PRP has been used for other purposes since the 80s, such as activating wound healing or enhancing the skin. The therapy is simple and based on the premise that high concentrations of platelets in plasma cells could promote hair growth by prolonging the growing phase of the hair cycle. Plasma contains white blood cells and platelets, which are rich in growth factors and can stimulate the activity of the hair follicles. Clinical studies have found PRP effective for androgenic alopecia.

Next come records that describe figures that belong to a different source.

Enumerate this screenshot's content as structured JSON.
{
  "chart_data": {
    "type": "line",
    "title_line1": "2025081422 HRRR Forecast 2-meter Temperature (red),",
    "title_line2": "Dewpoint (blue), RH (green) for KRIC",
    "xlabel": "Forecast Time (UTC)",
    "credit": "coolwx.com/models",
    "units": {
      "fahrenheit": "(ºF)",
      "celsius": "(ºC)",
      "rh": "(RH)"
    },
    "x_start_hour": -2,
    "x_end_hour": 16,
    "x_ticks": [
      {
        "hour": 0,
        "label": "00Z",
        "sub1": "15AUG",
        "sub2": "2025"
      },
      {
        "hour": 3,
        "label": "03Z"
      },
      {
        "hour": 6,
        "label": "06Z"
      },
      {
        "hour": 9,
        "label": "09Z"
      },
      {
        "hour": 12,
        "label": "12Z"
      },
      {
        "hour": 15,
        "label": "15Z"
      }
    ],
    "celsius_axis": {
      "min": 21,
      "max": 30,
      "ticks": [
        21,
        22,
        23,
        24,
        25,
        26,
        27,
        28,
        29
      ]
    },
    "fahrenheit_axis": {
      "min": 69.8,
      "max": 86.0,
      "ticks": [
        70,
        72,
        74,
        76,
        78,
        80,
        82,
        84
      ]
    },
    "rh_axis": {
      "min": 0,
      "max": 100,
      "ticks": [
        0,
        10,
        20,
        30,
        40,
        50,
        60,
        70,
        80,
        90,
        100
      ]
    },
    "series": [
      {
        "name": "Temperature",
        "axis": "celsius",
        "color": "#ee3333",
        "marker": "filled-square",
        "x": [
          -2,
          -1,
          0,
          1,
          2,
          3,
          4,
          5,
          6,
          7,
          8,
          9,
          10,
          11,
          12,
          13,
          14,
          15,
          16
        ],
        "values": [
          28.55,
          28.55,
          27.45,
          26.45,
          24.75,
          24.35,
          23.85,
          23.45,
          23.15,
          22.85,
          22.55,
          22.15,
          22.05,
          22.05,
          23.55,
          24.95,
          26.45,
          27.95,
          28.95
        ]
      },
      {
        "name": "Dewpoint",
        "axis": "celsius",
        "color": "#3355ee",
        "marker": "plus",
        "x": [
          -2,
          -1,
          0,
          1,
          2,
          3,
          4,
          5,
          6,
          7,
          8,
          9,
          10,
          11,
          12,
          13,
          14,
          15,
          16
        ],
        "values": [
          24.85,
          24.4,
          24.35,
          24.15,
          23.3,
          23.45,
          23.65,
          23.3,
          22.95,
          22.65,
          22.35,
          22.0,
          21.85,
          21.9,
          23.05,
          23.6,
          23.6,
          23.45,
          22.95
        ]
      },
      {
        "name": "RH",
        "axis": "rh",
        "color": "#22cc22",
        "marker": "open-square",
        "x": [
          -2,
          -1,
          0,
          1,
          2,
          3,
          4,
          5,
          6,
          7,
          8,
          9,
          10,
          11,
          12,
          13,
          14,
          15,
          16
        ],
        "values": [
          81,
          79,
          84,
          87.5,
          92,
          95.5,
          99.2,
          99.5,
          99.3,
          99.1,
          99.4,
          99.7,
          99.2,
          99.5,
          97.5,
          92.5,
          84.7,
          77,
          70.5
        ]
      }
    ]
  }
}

The treatment uses the patient's own plasma and injects it into the scalp in a procedure that takes approximately an hour. The blood is taken from a vein in the arm and is then spun through a centrifuge to separate the red blood cells from the plasma. Because the process uses the body’s own plasma, the possibility of an adverse reaction to the treatment is extremely unlikely. However, while there are no known major side effects from PRP therapy, there are still minor risks and complications associated with the treatment.
Therapies that use injections such as PRP do carry a small risk of injury to blood vessels or nerves or, in extremely rare cases, infection. However, experienced doctors and surgeons have a sophisticated awareness of how to deliver injections in a way that minimizes this risk. Other possible minor side effects include granulomas occuring at the injection site. These occur if the plasma is inadvertently injected into the fat, rather than into the muscle, which can cause the death of fat cells. Some clients have also reported a sensation of tightness in their scalp, or minor headaches after the injections. Some mild pain can also occur as the injections are delivered, along with redness or pinprick bleeding at the injection sites.
While many people are excellent candidates for PRP hair treatment, there is a range of conditions that may preclude certain individuals. If you currently drink or smoke, you will need to cease both habits for at least four weeks before you can undergo PRP. This is because smoking can lower the platelet count in the blood and alcohol can inhibit the body's ability to create stem cells. Other contraindications include:
- Infection in the treatment area
- Systemic disorders (affecting the entire body)
- Metabolic disorders
- Chronic infections
- Platelet dysfunction syndromes
- Liver disease
- Recent corticosteroid injections
During your initial consultation with your hair restoration expert, he or she will discuss your health history in detail to determine whether or not you are a suitable candidate for PRP. Your doctor will also discuss the number of sessions you are likely to need to achieve the best results.